Padecky: Wisdom flying solo
ROHNERT PARK - Sonoma State’s Natalie Wisdom is entering the void, smiling. Yes, smiling and grinning and laughing and for a moment there you’d think she forgot where she was and what she was doing. She’s a college basketball coach going solo, really solo.
Wisdom can’t call Duke or Kansas or Kentucky for advice because there’s not a female assistant coach for the men’s team at Duke, Kansas or Kentucky who can help her. In fact, there’s not a men’s woman assistant anywhere. She is alone, the only female assistant coach for a men’s team in NCAA basketball at the Division I or Division II level.
So Wisdom, 25, should fidget. A leg should be bouncing up and down. Her answers should be short and clipped. She should be a mass of staccato energy, giving off enough electricity you could run a toaster oven off her charge. Instead, you get this ...
“The men’s game is the same as the women’s,” Wisdom said. “OK, the men play above the rim, the women below it.”
Wisdom paused, saw the opening and charged through it.
“Oh, wow! These players can dunk! Can we really do that?”
Wisdom sat back, laughing. A little self-deprecation goes a long way. Wisdom is aware of her singular status and how it might feel like a crushing anvil on her back. Which it might be if she was the only SSU coach possessed with the gift of humor. She’s not.
“Look,” said Pat Fuscaldo, SSU’s men’s head coach, “if Natalie can handle my three Jack Russells, she can coach men’s basketball.”
Yes, you got it - Pat Fuscaldo hired his dog sitter to coach his men.

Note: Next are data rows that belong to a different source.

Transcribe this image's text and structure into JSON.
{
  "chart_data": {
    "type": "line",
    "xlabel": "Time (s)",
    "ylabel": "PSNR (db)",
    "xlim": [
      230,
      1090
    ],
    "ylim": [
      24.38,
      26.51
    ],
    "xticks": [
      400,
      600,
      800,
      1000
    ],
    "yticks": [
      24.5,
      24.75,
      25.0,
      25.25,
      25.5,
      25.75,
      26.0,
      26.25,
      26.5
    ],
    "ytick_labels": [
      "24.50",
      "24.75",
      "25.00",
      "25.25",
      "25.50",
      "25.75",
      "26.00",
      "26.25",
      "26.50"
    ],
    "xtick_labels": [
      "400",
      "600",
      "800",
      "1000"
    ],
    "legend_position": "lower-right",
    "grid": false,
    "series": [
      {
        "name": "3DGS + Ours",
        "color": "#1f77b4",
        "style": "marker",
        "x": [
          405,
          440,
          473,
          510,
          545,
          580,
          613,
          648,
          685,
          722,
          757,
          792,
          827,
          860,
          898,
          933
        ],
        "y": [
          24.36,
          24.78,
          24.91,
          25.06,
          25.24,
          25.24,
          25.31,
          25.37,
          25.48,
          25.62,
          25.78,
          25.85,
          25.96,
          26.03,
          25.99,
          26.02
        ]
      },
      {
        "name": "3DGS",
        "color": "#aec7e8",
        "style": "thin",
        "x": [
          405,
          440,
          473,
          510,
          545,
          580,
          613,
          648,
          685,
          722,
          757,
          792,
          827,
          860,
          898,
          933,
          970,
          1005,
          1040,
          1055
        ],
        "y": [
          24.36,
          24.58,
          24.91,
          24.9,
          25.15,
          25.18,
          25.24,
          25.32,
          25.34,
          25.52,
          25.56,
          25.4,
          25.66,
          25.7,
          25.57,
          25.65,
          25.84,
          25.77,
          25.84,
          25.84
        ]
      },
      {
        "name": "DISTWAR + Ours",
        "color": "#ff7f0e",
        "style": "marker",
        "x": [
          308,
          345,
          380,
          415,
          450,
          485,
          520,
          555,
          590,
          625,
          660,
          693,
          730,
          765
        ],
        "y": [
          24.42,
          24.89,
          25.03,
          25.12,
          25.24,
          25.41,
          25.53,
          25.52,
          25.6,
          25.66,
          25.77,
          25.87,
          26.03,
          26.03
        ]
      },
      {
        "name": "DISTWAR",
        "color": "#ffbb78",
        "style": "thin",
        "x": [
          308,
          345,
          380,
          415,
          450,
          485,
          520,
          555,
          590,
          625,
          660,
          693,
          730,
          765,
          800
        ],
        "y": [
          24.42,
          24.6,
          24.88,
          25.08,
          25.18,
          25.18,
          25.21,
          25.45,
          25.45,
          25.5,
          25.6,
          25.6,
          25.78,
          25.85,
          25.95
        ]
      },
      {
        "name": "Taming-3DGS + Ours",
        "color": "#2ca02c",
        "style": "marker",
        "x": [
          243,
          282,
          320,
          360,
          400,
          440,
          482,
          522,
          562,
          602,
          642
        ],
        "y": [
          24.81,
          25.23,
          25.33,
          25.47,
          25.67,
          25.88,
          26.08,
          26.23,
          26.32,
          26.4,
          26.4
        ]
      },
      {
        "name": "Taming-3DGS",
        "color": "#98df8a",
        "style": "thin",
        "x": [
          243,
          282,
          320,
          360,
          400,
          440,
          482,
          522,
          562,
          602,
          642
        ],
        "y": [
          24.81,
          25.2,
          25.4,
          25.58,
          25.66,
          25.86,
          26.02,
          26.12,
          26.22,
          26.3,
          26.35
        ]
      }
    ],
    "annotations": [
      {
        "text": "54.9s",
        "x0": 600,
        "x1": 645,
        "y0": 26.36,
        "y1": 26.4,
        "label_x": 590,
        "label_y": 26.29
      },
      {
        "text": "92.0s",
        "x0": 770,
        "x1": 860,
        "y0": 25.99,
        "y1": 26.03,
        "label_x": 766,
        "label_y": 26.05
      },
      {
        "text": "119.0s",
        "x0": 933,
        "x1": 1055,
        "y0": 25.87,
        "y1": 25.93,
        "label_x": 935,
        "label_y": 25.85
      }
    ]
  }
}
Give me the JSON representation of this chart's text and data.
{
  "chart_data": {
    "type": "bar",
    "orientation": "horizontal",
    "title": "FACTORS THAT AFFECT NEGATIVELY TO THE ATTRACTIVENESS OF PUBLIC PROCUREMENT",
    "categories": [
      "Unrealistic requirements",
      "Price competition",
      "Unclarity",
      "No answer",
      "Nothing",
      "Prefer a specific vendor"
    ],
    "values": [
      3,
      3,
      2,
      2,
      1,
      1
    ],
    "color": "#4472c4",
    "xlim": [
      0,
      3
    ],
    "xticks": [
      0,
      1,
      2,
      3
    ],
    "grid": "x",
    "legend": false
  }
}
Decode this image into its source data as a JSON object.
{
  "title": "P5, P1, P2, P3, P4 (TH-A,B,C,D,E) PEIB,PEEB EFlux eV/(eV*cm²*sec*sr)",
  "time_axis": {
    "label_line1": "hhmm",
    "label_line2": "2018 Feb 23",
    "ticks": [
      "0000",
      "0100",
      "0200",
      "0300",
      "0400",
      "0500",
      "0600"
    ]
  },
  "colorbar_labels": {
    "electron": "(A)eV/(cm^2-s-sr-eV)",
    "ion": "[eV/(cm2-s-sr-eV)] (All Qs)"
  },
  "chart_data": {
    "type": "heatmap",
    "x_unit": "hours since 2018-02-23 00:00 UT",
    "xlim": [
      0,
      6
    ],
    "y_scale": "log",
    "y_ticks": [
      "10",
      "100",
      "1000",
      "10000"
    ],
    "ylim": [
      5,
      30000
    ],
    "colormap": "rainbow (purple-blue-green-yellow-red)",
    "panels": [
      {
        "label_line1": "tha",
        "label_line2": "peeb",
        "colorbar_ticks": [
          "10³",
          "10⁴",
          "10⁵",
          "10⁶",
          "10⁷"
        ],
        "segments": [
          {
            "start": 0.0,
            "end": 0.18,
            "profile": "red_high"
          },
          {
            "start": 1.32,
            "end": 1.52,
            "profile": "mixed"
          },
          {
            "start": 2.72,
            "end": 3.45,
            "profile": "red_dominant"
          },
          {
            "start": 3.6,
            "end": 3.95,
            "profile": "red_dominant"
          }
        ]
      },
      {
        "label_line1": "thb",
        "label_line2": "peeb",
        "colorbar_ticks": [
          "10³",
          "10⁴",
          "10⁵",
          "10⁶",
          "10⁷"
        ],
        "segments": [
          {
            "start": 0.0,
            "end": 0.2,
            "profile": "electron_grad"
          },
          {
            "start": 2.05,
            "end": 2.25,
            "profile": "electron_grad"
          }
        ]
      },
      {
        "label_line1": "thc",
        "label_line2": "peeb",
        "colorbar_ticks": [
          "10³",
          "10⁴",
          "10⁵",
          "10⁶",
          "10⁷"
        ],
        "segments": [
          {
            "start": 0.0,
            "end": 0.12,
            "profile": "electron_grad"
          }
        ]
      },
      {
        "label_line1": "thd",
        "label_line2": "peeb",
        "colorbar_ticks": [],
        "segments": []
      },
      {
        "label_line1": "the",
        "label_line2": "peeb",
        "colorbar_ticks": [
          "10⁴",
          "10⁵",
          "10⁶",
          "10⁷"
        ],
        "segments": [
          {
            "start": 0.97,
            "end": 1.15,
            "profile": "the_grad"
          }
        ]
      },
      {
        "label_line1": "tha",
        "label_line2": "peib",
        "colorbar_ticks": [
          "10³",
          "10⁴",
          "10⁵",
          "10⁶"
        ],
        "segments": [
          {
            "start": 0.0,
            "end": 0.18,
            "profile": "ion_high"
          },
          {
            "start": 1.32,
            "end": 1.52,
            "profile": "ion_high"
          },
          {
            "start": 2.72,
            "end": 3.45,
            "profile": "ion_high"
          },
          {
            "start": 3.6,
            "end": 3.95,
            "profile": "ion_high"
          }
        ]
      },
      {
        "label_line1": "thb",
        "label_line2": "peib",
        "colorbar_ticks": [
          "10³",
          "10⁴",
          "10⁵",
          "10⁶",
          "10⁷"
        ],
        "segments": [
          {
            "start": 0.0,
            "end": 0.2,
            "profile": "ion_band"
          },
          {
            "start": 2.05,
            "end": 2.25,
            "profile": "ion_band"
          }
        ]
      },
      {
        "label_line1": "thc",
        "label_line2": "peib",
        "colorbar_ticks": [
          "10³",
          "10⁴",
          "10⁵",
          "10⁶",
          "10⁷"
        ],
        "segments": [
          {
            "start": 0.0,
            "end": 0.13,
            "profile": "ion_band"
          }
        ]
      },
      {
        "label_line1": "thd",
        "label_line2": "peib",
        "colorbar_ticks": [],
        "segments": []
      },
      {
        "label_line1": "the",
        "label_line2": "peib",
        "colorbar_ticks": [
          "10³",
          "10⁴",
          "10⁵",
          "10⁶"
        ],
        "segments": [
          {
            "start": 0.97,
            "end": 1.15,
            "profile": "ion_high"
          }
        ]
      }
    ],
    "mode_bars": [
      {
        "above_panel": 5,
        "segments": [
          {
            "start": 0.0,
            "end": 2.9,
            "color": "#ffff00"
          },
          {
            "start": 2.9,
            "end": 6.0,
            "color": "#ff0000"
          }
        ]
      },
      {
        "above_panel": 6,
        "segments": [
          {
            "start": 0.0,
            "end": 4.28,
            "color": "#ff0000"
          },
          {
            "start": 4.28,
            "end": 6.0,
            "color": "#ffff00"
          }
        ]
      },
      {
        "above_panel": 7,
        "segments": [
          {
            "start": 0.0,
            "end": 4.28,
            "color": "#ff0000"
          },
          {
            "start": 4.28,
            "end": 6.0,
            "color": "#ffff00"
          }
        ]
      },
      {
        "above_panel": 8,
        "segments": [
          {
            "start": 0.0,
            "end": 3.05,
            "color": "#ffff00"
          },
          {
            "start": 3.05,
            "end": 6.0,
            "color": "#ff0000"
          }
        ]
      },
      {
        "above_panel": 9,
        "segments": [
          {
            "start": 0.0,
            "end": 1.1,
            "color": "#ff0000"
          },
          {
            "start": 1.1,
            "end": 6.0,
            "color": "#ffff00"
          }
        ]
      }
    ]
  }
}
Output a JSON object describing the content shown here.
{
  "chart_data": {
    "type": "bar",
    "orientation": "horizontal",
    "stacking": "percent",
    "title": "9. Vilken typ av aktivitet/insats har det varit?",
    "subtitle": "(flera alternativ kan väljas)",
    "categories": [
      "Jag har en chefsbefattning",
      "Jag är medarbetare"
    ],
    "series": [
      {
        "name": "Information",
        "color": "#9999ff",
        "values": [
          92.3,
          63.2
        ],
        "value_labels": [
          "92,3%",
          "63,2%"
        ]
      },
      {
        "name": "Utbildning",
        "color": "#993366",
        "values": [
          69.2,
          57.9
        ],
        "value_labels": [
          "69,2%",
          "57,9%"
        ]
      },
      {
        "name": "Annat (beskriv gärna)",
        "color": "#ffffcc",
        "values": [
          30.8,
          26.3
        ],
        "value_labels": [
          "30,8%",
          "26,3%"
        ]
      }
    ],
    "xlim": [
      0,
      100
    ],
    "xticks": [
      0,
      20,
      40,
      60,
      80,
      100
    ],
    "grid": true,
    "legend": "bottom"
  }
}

Only in the small, quirky world of Sonoma County could we somehow connect Jack Russell terriers to men’s college basketball through a young woman who once was coached as a fifth-grader by Fuscaldo’s wife, Molly Goodenbour, the legendary Stanford All-American who also once coached the women at SRJC - where Wisdom was team captain her two years there.
Stop me if you read that previous paragraph before.
Of course you haven’t.
And I bet you never read the next paragraph, either.
“Once I heard how well Natalie handled those Jack Russells,” Fuscaldo said, “that sealed the deal for me.”
Goodenbour had gotten to know Wisdom through youth basketball camps Goodenbour had run. Fuscaldo in turn had gotten to know Wisdom through the many recruiting trips he made to SRJC to see the men’s team. Fuscaldo also became good friends with Lacey Campbell, SRJC’s women’s coach.
Fuscaldo and Goodenbour would go on vacation and ask Wisdom, who starred at Rincon Valley Christian, to take care of the hyperactive Jack Russells. A connection was cemented. Beyond finding a doctor and a mechanic, nothing relaxes a couple more than finding someone they can trust to take care of their animals. So when Wisdom approached Fuscaldo this summer, Wisdom grabbed his full attention.
Fuscaldo had just lost an assistant, Zach Zapponi. What about me, Wisdom asked.
“I really want you to think this over,” Fuscaldo said to Wisdom. It wasn’t meant to discourage her. It was meant for Wisdom to think it through. Wisdom really needed to know where women stood in men’s college basketball.
Nowhere, actually. According to a USA Today article in 2013, only three women have been paid assistants at a men’s program. It was in the early ’90s and the women lasted a very short time. Possibly even more significant was the number of women in college coaching today.
In 1974, 90 percent of all women collegiate athletes were coached by women. In 2013, the same college that did the original research - the University of Minnesota - found only 38 percent of all women collegiate athletes were coached by women.
“So there is gender bias,” said Marlene Bjornsrud, executive director of The Alliance of Women Coaches. “So what Natalie is doing, you can call her courageous and brave. It is very different to be the only woman in the room.”
Wisdom shrugged at being brave or courageous.
“I mean, what have I done?” she said.
True, the SSU men completed just their first week of practice Wednesday. Games haven’t even started yet. But athletes ? contrary to popular belief - are very intuitive people. They can smell baloney from a mile away. If a coach is a hood ornament or a political appointee or just a gasbag, players will reject and ignore.
“We look at all of it as information,” said team captain Mike Harris, a forward. “We listen to what our coaches have to say and apply it to our performance. We don’t treat her any less or more seriously than the other coaches. I don’t care who they are, as long as they know what they are talking about.”